In 2014, the first bell rang. The WPK City Committee pulled down the fence around his hotel and began to inspect his activities more closely. Kim flared up, publicly condemned this action and the local authorities and threatened to commit suicide before the nearest statues of Kim Il Sung and Kim Jong-il if the problem was not solved on an impartial basis. Naturally, after that, the authorities tackled him even harder, which yielded some unexpected results.

On October 1, 2015, Kim arrived at Rason and had a meaningless 15-minute conversation with the director of the Provincial National Committee Bureau for Foreign Compatriot Affairs. However, as he was leaving the residence, Kim was surprised to encounter one of his agents who knocked at the door of his car. The agent had an important assignment. The CIA had found a suspicious vessel in the Rajin port by means of satellite pictures and assigned Kim to take close distance pictures of it and to find out what it is used for. And thus the person entrusted with it openly contacts him and almost publicly gives him a USB and other required materials.

Kim managed to transmit the information to his masters (probably, using a mobile Internet connection), but felt that he was a sitting duck. However, as soon as he left the gate, the Rason counterintelligence head got in his car and “kindly asked” him to go to the nearby hotel where the businessman was arrested.

Kim Dong Chul was interrogated for a month in Rason and six more months in Pyongyang. According to him, he “was tortured in unusual ways” and, at least eight times, was water boarded which leaves no visible marks and is used, apart from other places, in the US (see the stories in the Abu Ghraib prison or Guantanamo). Long cross-examinations were carried out in addition. In his words, Kim, contemplated suicide, but could not carry it out as he was under continuous surveillance.

As a result, he was forced to betray all the agents he knew, including six high-ranking representatives of special services

The court at first wanted to give Kim the capital punishment, but in the end sentenced him to 10 years in prison. As an American of Korean origin, he served his sentence on the usual terms. However, he was kept separately from the North Koreans and the only other prisoner whom he saw was the well-known Canadian pastor Hyeon Soo Lim, who had a similar story of philanthropy and spying.

Kim was extradited to the US together with two other Americans.
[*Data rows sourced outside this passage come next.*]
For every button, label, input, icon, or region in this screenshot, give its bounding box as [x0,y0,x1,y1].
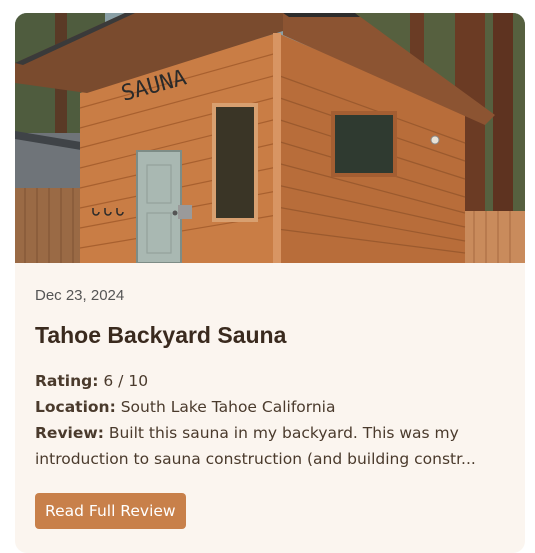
sauna-image: SAUNA [15,13,525,263]
read-full-review-button[interactable]: Read Full Review [35,493,186,529]
review-label: Review: [35,424,104,442]
location-row: Location: South Lake Tahoe California [35,394,505,420]
rating-row: Rating: 6 / 10 [35,368,505,394]
card-content: Dec 23, 2024 Tahoe Backyard Sauna Rating… [15,287,525,529]
post-title: Tahoe Backyard Sauna [35,322,287,348]
post-date: Dec 23, 2024 [35,287,125,304]
location-label: Location: [35,398,116,416]
sauna-photo[interactable]: SAUNA [15,13,525,263]
review-text-1: Built this sauna in my backyard. This wa… [108,424,459,442]
review-text-2: introduction to sauna construction (and … [35,450,476,468]
rating-label: Rating: [35,372,99,390]
review-row: Review: Built this sauna in my backyard.… [35,420,495,472]
location-value: South Lake Tahoe California [120,398,336,416]
review-line-1: Review: Built this sauna in my backyard.… [35,420,495,446]
rating-value: 6 / 10 [103,372,149,390]
review-card: SAUNA Dec 23, 2024 Tahoe Backyard Sauna … [15,13,525,553]
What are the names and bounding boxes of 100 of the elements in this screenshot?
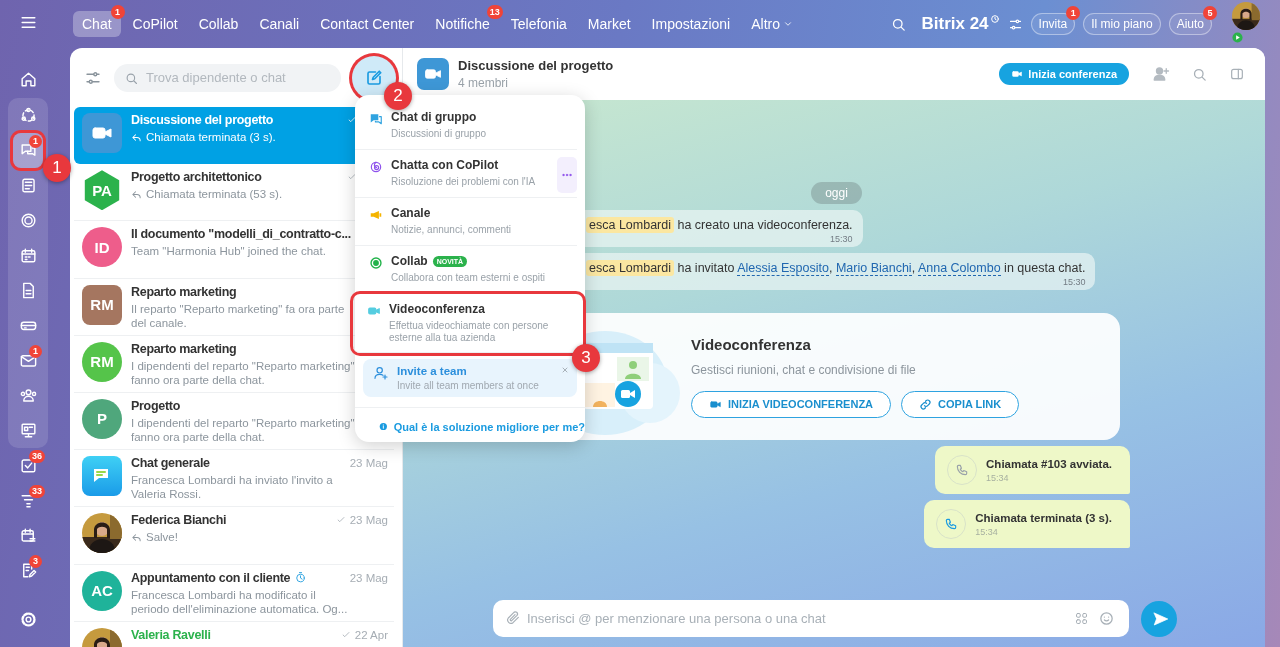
- card-button[interactable]: INIZIA VIDEOCONFERENZA: [691, 390, 892, 418]
- header-button[interactable]: Il mio piano: [1083, 13, 1161, 35]
- notification-badge: 13: [486, 5, 503, 19]
- menu-item[interactable]: Canale Notizie, annunci, commenti: [355, 198, 577, 246]
- clock-icon: [989, 14, 1000, 24]
- link-icon: [919, 397, 933, 411]
- card-title: Videoconferenza: [691, 335, 812, 353]
- user-link[interactable]: Mario Bianchi: [835, 261, 912, 276]
- smile-icon[interactable]: [1098, 610, 1115, 627]
- calendar-icon: [18, 526, 38, 545]
- ring-icon: [18, 211, 38, 230]
- call-text: Chiamata terminata (3 s).: [975, 511, 1112, 524]
- message-time: 15:34: [975, 526, 999, 537]
- avatar: AC: [82, 570, 122, 611]
- chat-bubbles-icon: [369, 112, 383, 126]
- logo: Bitrix 24: [921, 14, 989, 34]
- nav-tab[interactable]: CoPilot: [123, 11, 187, 37]
- message-preview: Team "Harmonia Hub" joined the chat.: [131, 244, 326, 259]
- user-link[interactable]: Anna Colombo: [917, 261, 1001, 276]
- notification-badge: 1: [110, 5, 125, 19]
- nav-tab[interactable]: Collab: [189, 11, 248, 37]
- chat-list-item[interactable]: Federica Bianchi 23 Mag Salve!: [74, 507, 394, 565]
- chat-date: 23 Mag: [349, 514, 388, 527]
- user-link[interactable]: Alessia Esposito: [737, 261, 829, 276]
- chat-title: Discussione del progetto: [458, 58, 614, 73]
- message-field[interactable]: Inserisci @ per menzionare una persona o una chat: [493, 600, 1129, 637]
- menu-item[interactable]: Videoconferenza Effettua videochiamate con persone esterne alla tua azienda: [353, 294, 583, 353]
- message-preview: I dipendenti del reparto "Reparto marketing" fanno ora parte della chat.: [131, 358, 356, 387]
- call-text: Chiamata #103 avviata.: [986, 457, 1112, 470]
- banner-title: Invite a team: [397, 365, 468, 377]
- notification-badge: 33: [29, 485, 45, 498]
- notification-badge: 3: [29, 555, 42, 568]
- nav-tab[interactable]: Canali: [250, 11, 309, 37]
- chat-title: Progetto: [131, 398, 180, 413]
- send-icon: [1151, 609, 1170, 628]
- chat-date: 23 Mag: [349, 457, 388, 470]
- step-badge: 1: [43, 154, 71, 182]
- message-preview: I dipendenti del reparto "Reparto marketing" fanno ora parte della chat.: [131, 415, 356, 444]
- message-preview: Salve!: [146, 530, 178, 545]
- avatar: PA: [82, 170, 122, 211]
- message-time: 15:30: [1061, 277, 1086, 287]
- nav-tab[interactable]: Market: [578, 11, 640, 37]
- banner-text: Invite all team members at once: [397, 380, 539, 391]
- chat-title: Appuntamento con il cliente: [131, 570, 291, 585]
- pencil-square-icon: [365, 68, 383, 87]
- chat-title: Il documento "modelli_di_contratto-c...: [131, 227, 351, 242]
- nav-tab[interactable]: Telefonia: [501, 11, 576, 37]
- chat-list-item[interactable]: Valeria Ravelli 22 Apr: [74, 621, 394, 647]
- spiral-icon: [369, 160, 383, 174]
- attachment-icon[interactable]: [505, 610, 521, 626]
- info-icon: [379, 420, 388, 433]
- chat-title: Discussione del progetto: [131, 113, 274, 127]
- start-conference-button[interactable]: Inizia conferenza: [999, 63, 1129, 85]
- chat-list-item[interactable]: Chat generale 23 Mag Francesca Lombardi ha inviato l'invito a Valeria Rossi.: [74, 450, 394, 508]
- user-mention[interactable]: esca Lombardi: [586, 217, 674, 233]
- system-message: esca Lombardi ha invitato Alessia Esposito, Mario Bianchi, Anna Colombo in questa chat.: [586, 259, 1086, 277]
- chat-title: Reparto marketing: [131, 284, 237, 299]
- chat-title: Chat generale: [131, 456, 210, 471]
- member-count: 4 membri: [458, 76, 509, 90]
- message-preview: Chiamata terminata (3 s).: [146, 130, 276, 144]
- chat-title: Federica Bianchi: [131, 513, 227, 528]
- send-button[interactable]: [1141, 600, 1177, 637]
- avatar: ID: [82, 227, 122, 268]
- add-user-icon: [373, 365, 389, 381]
- avatar: RM: [82, 284, 122, 325]
- nav-tab[interactable]: Impostazioni: [642, 11, 740, 37]
- notification-badge: 1: [1066, 6, 1081, 20]
- help-link[interactable]: Qual è la soluzione migliore per me?: [393, 420, 585, 433]
- calendar-icon: [18, 246, 38, 265]
- chat-title: Valeria Ravelli: [131, 627, 211, 642]
- grid-icon[interactable]: [1074, 611, 1089, 626]
- megaphone-icon: [369, 208, 383, 222]
- chat-title: Reparto marketing: [131, 341, 237, 356]
- invite-banner[interactable]: Invite a team Invite all team members at once: [363, 359, 577, 397]
- notification-badge: 36: [29, 450, 45, 463]
- menu-item[interactable]: Chatta con CoPilot Risoluzione dei problemi con l'IA: [355, 150, 577, 198]
- video-camera-icon: [367, 304, 381, 318]
- radio-icon: [369, 256, 383, 270]
- message-time: 15:30: [829, 234, 853, 244]
- nav-tab[interactable]: Contact Center: [311, 11, 424, 37]
- home-icon: [18, 70, 38, 89]
- phone-icon: [955, 463, 970, 477]
- nav-tab[interactable]: Altro: [742, 11, 802, 37]
- sidebar-panel-icon[interactable]: [1229, 66, 1245, 82]
- card-description: Gestisci riunioni, chat e condivisione di file: [691, 362, 917, 377]
- sidebar-item[interactable]: [13, 133, 43, 168]
- status-icon: [1232, 32, 1243, 43]
- chat-date: 23 Mag: [349, 571, 388, 584]
- card-button[interactable]: COPIA LINK: [901, 390, 1020, 418]
- system-message: esca Lombardi ha creato una videoconferenza.: [586, 216, 853, 234]
- notification-badge: 1: [29, 135, 42, 148]
- people-icon: [18, 386, 38, 405]
- message-preview: Il reparto "Reparto marketing" fa ora parte del canale.: [131, 301, 346, 330]
- avatar: P: [82, 398, 122, 439]
- close-icon[interactable]: [561, 366, 569, 374]
- date-divider: oggi: [811, 182, 862, 204]
- notification-badge: 5: [1203, 6, 1217, 20]
- user-mention[interactable]: esca Lombardi: [586, 260, 674, 276]
- search-field[interactable]: Trova dipendente o chat: [114, 63, 341, 92]
- chat-list-item[interactable]: AC Appuntamento con il cliente 23 Mag Francesca Lombardi ha modificato il periodo dell'eliminazione automatica. Og...: [74, 564, 394, 622]
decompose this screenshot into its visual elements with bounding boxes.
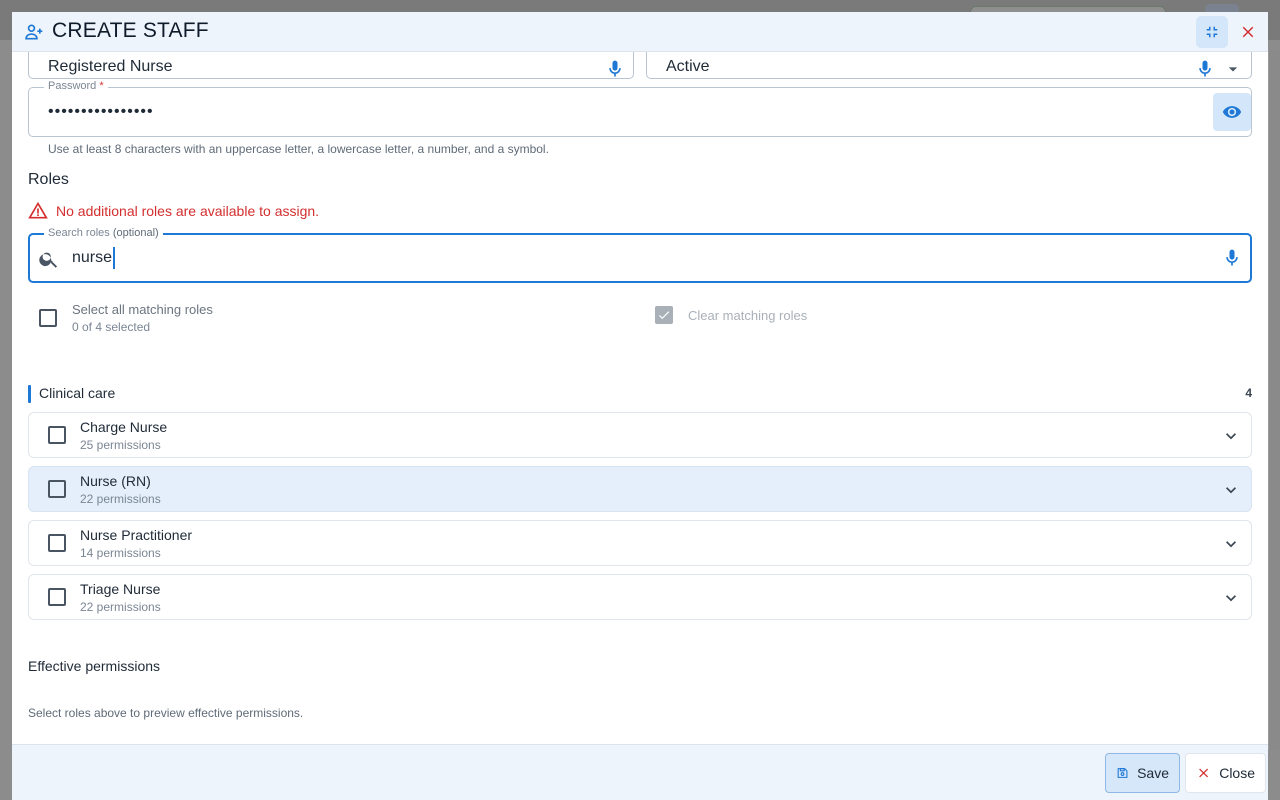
chevron-down-icon[interactable] [1221, 588, 1241, 608]
save-icon [1117, 768, 1128, 778]
role-permission-count: 22 permissions [80, 492, 161, 506]
effective-permissions-title: Effective permissions [28, 658, 161, 674]
role-checkbox[interactable] [48, 480, 66, 498]
create-staff-dialog: Registered Nurse Active ••••••••••••••••… [12, 12, 1268, 800]
role-row-nurse-rn[interactable]: Nurse (RN) 22 permissions [28, 466, 1252, 512]
search-roles-value: nurse [72, 247, 116, 269]
close-icon [1199, 768, 1209, 778]
background-card [1268, 50, 1280, 750]
close-dialog-button[interactable] [1234, 18, 1262, 46]
select-all-matching-checkbox[interactable] [39, 309, 57, 327]
role-group-title: Clinical care [39, 385, 116, 401]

Well, it is not the first instance of a person doing much as a philanthropist or as a businessman turning out to be a spy not due to the regime’s paranoia, but because this indeed was the case. It is a pity that this kind of approach of the US and South Korean intelligence services to their work in North Korea forms a certain attitude towards any philanthropist or active researcher. The author believes that Alek Sigley became a victim of this approach.